If you say that the whole point was to provoke people to think, and not to glean any information about what they would actually do, I'm fine with that. However, I'm skeptical that women would devote much thought to the imaginary situation that will never happen when they were in a real situation where they were being asked to discuss their sexuality. It's kind of like you've never seen or heard a goat before, so you walk up to someone with your pet tiger on a leash and ask them to do an impression of a goat. You're going to get an impression calculated not to excite the tiger, without much thought to what a goat looks and sounds like.
I'm actually most interested in your currently undefended assertion that people have thought about their "price". It's the most interesting part of this for me.
As a kid I had multiple conversations in different groups of guys where the question of having sex with another guy for money came up, so I think I can vouch for guys. Even in groups of guys who weren't particularly intimate and didn't trust each other, you'd get exchanges like, "Dude, you are so in love with that guy you would suck his duck." "Fuck you, I'm not sucking anybody's dick." "So you wouldn't even for a million dollars?" "You saying you wouldn't? What are you trying to hide?"
As for girls, girlfriends have told me about giggly conversations they had with their friends when they were thirteen. The question naturally arises from the question of whether you would marry a gross old guy who had billions of dollars -- and that's something that all young girls talk about. It's an irresistible mixture of horror and fantasy. Start altering that story and you're only two or three steps from outright prostitution. (Amusingly, in the one story I remember pretty well, the question posed was, "Would you have sex with a guy for a million dollars, even if you didn't love him?" I guess to thirteen-year-old girls, love is the factor that makes everything okay or not okay, even prostitution.)

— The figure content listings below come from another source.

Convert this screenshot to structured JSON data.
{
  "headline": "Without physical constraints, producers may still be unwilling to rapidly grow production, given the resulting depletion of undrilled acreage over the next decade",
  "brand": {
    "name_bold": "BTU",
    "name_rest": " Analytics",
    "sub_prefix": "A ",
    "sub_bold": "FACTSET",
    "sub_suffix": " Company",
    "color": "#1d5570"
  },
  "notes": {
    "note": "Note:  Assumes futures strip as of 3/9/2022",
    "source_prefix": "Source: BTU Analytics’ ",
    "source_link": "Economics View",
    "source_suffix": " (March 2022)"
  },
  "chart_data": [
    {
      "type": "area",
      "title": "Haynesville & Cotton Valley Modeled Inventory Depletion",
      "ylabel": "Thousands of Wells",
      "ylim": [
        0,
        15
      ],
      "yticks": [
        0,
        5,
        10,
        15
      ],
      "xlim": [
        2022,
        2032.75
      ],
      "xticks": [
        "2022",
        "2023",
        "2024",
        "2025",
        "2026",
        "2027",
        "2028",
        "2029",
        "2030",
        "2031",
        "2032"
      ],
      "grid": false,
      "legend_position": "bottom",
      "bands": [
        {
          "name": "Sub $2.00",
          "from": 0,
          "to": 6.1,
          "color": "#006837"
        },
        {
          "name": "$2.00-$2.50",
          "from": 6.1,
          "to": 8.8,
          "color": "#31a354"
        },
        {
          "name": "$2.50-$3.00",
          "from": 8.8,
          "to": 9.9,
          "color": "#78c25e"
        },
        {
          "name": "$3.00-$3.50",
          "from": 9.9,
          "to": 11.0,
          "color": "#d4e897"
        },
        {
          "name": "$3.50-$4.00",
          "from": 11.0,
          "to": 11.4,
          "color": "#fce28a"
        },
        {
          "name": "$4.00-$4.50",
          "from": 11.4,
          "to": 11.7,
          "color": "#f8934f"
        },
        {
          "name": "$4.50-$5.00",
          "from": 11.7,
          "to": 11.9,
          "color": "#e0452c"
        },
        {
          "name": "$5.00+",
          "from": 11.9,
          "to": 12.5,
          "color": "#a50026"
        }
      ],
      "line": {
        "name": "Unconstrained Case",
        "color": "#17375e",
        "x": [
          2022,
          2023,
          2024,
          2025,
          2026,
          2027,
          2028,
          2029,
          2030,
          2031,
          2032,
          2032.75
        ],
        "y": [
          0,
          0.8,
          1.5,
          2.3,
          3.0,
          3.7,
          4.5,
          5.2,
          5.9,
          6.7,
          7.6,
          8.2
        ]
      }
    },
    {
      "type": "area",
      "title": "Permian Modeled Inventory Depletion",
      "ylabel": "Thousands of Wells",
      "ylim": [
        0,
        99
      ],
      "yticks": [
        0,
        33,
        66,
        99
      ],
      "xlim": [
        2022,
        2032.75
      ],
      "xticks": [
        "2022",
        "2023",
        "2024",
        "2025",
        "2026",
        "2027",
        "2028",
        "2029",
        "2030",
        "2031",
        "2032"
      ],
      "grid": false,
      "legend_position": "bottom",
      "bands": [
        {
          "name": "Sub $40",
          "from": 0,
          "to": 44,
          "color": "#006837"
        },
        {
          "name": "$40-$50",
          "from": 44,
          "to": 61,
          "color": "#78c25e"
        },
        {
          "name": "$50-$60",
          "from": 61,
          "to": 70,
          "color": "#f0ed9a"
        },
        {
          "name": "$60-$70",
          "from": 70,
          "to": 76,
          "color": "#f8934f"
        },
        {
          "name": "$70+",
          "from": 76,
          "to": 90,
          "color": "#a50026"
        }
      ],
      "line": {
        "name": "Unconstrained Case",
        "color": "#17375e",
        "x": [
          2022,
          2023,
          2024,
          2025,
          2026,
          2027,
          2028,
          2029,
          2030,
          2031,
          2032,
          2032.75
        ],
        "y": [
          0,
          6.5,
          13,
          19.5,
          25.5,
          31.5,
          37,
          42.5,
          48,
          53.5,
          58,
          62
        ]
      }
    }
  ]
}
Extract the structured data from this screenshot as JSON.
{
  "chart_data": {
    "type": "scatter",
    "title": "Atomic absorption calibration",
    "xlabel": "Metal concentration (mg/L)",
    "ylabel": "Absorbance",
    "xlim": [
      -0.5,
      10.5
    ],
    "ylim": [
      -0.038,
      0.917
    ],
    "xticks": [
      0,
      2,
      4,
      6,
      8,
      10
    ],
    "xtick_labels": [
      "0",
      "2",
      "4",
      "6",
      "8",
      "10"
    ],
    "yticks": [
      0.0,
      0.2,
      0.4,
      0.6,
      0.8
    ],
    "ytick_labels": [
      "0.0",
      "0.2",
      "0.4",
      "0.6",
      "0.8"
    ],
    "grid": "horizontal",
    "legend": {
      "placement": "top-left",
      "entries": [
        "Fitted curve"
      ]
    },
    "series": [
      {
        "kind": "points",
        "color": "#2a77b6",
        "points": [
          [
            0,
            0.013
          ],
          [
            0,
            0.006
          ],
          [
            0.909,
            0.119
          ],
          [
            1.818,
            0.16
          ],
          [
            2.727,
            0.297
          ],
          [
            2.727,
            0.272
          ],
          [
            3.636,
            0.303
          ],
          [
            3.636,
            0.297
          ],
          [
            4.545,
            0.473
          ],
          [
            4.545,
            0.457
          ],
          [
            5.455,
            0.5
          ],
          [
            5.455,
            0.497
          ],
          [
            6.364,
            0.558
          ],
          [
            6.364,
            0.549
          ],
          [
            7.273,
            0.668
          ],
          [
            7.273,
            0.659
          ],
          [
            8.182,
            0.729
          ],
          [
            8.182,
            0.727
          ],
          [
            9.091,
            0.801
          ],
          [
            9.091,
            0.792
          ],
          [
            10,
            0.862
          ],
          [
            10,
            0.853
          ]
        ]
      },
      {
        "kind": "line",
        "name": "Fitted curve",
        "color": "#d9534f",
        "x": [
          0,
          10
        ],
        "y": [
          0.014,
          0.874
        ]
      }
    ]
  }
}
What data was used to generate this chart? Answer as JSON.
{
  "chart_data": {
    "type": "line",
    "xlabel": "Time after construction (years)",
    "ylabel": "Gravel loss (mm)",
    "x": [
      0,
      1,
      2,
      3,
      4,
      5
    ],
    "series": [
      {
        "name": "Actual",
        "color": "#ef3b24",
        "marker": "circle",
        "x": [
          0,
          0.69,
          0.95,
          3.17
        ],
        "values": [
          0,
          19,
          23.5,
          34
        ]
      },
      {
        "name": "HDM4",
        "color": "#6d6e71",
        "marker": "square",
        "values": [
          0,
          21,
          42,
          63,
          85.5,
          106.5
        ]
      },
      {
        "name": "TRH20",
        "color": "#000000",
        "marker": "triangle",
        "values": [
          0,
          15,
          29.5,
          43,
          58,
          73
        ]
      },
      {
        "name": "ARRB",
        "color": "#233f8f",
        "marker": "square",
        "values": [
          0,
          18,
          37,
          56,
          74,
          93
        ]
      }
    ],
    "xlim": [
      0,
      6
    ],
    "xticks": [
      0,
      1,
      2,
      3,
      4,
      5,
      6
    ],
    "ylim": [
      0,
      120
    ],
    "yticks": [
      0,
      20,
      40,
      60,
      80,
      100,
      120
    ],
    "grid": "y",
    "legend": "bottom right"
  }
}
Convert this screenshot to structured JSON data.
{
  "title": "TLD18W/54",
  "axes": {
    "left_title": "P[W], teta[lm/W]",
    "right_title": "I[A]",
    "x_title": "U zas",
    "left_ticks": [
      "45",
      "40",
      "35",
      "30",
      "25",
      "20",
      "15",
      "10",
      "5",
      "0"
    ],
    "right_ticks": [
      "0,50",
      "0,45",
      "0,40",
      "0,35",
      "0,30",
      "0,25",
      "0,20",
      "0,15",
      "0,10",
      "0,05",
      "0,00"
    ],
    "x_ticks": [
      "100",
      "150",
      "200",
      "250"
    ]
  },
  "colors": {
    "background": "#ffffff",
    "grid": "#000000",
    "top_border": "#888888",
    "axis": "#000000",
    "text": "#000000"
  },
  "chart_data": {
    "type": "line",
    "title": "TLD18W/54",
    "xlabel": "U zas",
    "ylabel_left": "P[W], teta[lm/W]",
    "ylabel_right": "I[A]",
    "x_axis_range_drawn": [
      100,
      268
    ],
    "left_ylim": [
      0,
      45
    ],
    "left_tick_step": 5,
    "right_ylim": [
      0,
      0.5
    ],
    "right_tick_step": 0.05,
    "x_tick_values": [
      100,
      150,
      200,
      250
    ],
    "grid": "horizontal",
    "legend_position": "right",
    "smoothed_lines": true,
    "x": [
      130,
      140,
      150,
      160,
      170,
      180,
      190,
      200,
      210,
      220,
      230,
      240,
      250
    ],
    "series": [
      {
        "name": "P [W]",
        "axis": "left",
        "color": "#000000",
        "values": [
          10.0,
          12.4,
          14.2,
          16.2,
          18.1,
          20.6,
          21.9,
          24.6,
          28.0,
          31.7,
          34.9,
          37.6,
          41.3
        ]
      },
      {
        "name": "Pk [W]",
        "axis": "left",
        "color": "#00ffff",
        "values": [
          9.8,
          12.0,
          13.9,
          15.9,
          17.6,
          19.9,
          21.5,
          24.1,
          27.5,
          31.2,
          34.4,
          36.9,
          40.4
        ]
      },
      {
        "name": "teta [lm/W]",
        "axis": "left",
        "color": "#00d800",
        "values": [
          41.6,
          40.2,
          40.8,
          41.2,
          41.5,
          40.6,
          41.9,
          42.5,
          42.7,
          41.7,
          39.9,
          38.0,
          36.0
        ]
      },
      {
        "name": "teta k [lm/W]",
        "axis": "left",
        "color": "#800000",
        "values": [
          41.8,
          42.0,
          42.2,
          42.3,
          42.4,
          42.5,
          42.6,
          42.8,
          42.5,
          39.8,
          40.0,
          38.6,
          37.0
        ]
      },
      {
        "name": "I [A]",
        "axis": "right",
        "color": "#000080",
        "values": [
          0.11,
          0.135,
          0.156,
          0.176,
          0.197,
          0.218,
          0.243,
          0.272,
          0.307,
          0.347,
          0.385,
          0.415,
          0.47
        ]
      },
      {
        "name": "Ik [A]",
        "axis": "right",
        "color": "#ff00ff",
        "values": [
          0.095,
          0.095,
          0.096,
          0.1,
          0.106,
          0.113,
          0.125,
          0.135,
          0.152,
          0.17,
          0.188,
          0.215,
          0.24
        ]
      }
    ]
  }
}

Another reason is how people reacted to the movie Indecent Proposal with Robert Redford, Demi Moore, and Woody Harrelson. It wasn't an alien idea for most people. Anytime people talked about it, they seemed to be picking up the threads of conversations from a long time ago. Of course, people are a lot less likely to talk about it with people they don't trust, especially when the intent seems to be hostile or transgressive.